I vigili sono impotenti, perché è impossibile fermare una bicicletta a tutta velocità a mani nude: se il ciclista cade e si fa male, il povero poliziotto locale è finito, se non va in galera certo lo aspettano processi e cause, la rovina.
C’è un passo importante che si potrebbe fare, tuttavia, per limitare i danni. Tradotto in uno slogan, si tratta di dotare anche le biciclette di una targa che ne permetta l’identificazione, così come è avvenuto, dopo anni di diffusa illegalità dei comportamenti, per i motorini. Le case produttrici sono contrarie, perché temono che qualsiasi vincolo freni le vendite. Avvenne lo stesso per il casco per moto e motorini: per anni la lobby delle aziende produttrici insabbiò una norma che in Inghilterra era in vigore dagli anni ’70.
Chiedere regole per i ciclisti può apparire come un capriccio fuori del tempo, in una Italia dove le sprangate sono il corollario di una disputa stradale e dove su cento euro che uno produce, lo Stato, nelle sue varie manifestazioni fiscali e assicurative, gliene lascia poco più di 40.

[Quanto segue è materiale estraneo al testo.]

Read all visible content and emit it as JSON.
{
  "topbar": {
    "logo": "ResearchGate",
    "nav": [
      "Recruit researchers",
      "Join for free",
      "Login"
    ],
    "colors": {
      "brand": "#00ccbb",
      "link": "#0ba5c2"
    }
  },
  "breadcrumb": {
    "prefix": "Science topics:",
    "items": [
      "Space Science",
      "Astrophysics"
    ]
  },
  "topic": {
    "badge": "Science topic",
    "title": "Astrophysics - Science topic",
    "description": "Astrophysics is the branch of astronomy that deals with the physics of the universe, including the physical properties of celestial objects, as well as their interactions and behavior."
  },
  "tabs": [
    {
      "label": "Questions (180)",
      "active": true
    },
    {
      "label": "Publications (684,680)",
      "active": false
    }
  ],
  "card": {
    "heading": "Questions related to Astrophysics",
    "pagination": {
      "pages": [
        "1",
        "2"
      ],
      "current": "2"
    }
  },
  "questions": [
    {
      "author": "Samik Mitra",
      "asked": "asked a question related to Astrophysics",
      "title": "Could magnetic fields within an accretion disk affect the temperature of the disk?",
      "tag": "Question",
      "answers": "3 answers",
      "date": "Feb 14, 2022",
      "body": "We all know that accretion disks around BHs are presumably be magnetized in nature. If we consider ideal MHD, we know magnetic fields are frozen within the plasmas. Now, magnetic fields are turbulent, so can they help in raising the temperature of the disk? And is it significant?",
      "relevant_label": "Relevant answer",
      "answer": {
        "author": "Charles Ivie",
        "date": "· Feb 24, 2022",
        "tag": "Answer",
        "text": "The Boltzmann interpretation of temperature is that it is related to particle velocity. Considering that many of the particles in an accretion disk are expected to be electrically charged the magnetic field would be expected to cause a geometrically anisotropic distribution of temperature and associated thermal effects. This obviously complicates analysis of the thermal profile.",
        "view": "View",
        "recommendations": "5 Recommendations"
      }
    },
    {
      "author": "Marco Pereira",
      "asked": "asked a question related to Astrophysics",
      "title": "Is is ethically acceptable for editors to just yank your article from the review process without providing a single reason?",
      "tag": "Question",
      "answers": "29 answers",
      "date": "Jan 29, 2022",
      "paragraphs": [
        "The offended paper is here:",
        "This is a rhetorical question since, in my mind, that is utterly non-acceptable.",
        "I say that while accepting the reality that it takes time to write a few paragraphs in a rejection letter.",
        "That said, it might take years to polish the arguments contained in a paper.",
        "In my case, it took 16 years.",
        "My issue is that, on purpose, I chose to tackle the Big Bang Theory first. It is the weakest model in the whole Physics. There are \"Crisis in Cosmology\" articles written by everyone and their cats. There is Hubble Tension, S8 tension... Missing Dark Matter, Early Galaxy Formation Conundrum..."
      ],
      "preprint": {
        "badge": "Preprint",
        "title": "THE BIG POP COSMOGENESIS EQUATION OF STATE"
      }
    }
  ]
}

Ma sarebbe una svolta di civiltà: la targa porterebbe con sé l’assicurazione obbligatoria e, togliendo all’andare in bici in città quell’aria di sfida da ’68 perenne ai ciclisti di mezza età, darebbe maggiori garanzie alla stragrande maggioranza dei cittadini che in bici non va. Oggi un ciclista ti fa cadere (e spesso per le persone anziane è prodromo spesso di morte), sfreccia via e nessuno potrà nemmeno ringraziarlo. O ringraziarla.